In It Together

Sep 8, 2011 | Articles

She was soooo pretty.  Blue eyes.  Curly blond hair.  She looked RIGHT at me.  I almost had to look away it was so direct. I can still remember like it was yesterday. I should have known she’d break my heart.  It was 37 years ago this month.  Jennifer.

She was my first patient – at least that I could talk to.  My first month of internship was spent in the intensive care nursery taking care of mostly premature babies.  My second rotation was up on the toddler’s floor.  She had a cerebellar astrocytoma – a brain tumor.  It was non-malignant but not in a good place.  Up tight in a part of the brain hard for the surgeon to get to and where precious functions are packed together – so a surgical approach could hurt her more than the tumor.  On the other hand even just a little tumor growth could do a lot of damage.  This was some kind of malevolent rock and hard place.

She was bright and had oh-what-a-smile and needed me.  I was the right guy at the right place and we became fast.   Her mom called me when things weren’t going well.  I got to know her father and her brothers and sister.  I visited her at home.  I had a crush.  It was mutual.

I find this a little embarrassing talking about it in retrospect.  What did I have to offer?  I was an intern.  We knew nothing.  And here I was falling head over heels in love with a three year old.  Weren’t we taught in school not to become too attached to our patients?  It would wreck our objectivity.  Maybe as a reaction to the month of working in the Intensive Care Nursery, I was willing to throw objectivity out the window.  So I got attached.  And of course I learned a lot. She taught me many things.  Are most physicians’ most memorable patients their first ones?  I’m guessing yes.

An original meaning of the word doctor was teacher.  I find myself doing a lot of sharing when I’m with my patients.  I see one of my roles as educator – understanding helps a patient become their own healer.  Then we can share the responsibility.  This seems good.  Although physicians learn a lot of what we practice from books, I suspect MUCH more comes from our patients.  There is a gap between the textbook and the bedside.  So we understandably remember and value the patients that taught us the most and Jennifer fit that bill in spades.

What Jennifer and her mother Glenda taught me was what was important to them.  Certainly competence and information were important.  I learned a lot about what behaviors in other physicians they found helpful and what information they found useful.  Often the information didn’t come as much from the doctors as it did from the nurses or the nurses’ aids or the person that brought the food to them.  That was an important lesson in humility and team work.

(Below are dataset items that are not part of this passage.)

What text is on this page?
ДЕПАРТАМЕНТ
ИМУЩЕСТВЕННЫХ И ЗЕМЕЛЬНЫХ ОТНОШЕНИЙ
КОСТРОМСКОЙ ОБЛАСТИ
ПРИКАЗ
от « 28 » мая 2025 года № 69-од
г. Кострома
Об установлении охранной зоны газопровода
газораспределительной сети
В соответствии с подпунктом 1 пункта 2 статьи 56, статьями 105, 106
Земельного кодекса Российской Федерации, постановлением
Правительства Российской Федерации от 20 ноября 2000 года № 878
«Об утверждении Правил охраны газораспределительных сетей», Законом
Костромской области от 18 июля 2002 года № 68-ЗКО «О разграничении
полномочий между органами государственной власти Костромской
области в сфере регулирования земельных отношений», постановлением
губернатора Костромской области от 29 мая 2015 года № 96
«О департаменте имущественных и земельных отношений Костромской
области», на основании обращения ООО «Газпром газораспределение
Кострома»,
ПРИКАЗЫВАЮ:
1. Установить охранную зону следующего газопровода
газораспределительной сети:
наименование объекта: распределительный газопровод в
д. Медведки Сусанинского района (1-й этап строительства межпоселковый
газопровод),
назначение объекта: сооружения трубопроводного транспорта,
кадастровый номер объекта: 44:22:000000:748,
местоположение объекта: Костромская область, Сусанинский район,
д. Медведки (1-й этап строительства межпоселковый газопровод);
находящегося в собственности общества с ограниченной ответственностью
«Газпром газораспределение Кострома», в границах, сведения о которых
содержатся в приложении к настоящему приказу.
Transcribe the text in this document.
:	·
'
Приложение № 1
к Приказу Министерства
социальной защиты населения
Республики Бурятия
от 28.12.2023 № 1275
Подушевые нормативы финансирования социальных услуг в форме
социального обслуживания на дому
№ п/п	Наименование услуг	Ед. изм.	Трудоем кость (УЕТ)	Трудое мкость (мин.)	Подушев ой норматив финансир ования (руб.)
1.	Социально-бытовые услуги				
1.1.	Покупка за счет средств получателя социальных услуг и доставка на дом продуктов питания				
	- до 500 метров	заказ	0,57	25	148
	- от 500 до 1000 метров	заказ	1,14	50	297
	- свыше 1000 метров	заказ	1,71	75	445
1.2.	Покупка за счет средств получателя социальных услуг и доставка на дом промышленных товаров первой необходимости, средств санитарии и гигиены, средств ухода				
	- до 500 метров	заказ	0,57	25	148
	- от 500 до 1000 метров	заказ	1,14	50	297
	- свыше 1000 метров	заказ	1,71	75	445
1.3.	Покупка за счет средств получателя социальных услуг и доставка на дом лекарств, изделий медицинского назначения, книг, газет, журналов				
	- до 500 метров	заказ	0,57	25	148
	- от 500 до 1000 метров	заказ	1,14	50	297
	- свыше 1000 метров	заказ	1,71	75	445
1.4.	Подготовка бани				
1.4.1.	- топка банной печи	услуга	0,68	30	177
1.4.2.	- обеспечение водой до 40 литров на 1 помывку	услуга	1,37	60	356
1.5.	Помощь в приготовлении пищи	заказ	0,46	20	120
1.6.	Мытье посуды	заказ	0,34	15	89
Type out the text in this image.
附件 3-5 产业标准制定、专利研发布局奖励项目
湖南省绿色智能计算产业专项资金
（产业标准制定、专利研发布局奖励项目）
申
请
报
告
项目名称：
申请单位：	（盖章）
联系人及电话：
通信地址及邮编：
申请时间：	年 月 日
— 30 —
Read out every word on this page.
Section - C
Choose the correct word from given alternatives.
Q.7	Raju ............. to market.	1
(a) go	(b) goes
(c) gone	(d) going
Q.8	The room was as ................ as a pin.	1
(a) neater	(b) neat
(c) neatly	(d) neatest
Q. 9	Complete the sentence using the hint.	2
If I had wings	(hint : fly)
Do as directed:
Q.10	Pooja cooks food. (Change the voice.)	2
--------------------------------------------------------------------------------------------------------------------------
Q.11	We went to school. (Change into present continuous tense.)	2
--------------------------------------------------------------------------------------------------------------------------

The fact that I was learning so much from Jennifer’s family didn’t go unappreciated by me. The teacher is taught by the student. Or – more properly – we were both students.  We were in this together.

Years later in my academic career I did some research in what mattered to parents that were being told bad news.  At the time there was a fair amount of disagreement about the proper way to do this uncomfortable and important task. Our research was based on parent preferences and we learned a lot. In the same research in different settings we kept getting the same message:  What parents want is for physicians to care.  Doctor knowing answers was way less important.

So Jennifer cared about me and I cared about Jennifer and now, more than 30 years later, that is what I value most. The research confirmed Jennifer’s lessons. We were in it together and when she died I lost a friend and a colleague. I was big and went to Harvard and she was small and was just learning to read. Who was more important in this relationship?  I really honestly don’t know. The older I get the more I think there is less and less that distinguishes the roles of doctor and patient.  We are in this together, and like all good relationships it depends heavily on reciprocity. We bring different things to the collaboration and that is good.  Being there for each other is what matters.  She was there for me.  I am amazingly grateful for that.  I was there for her. I am amazingly grateful for that.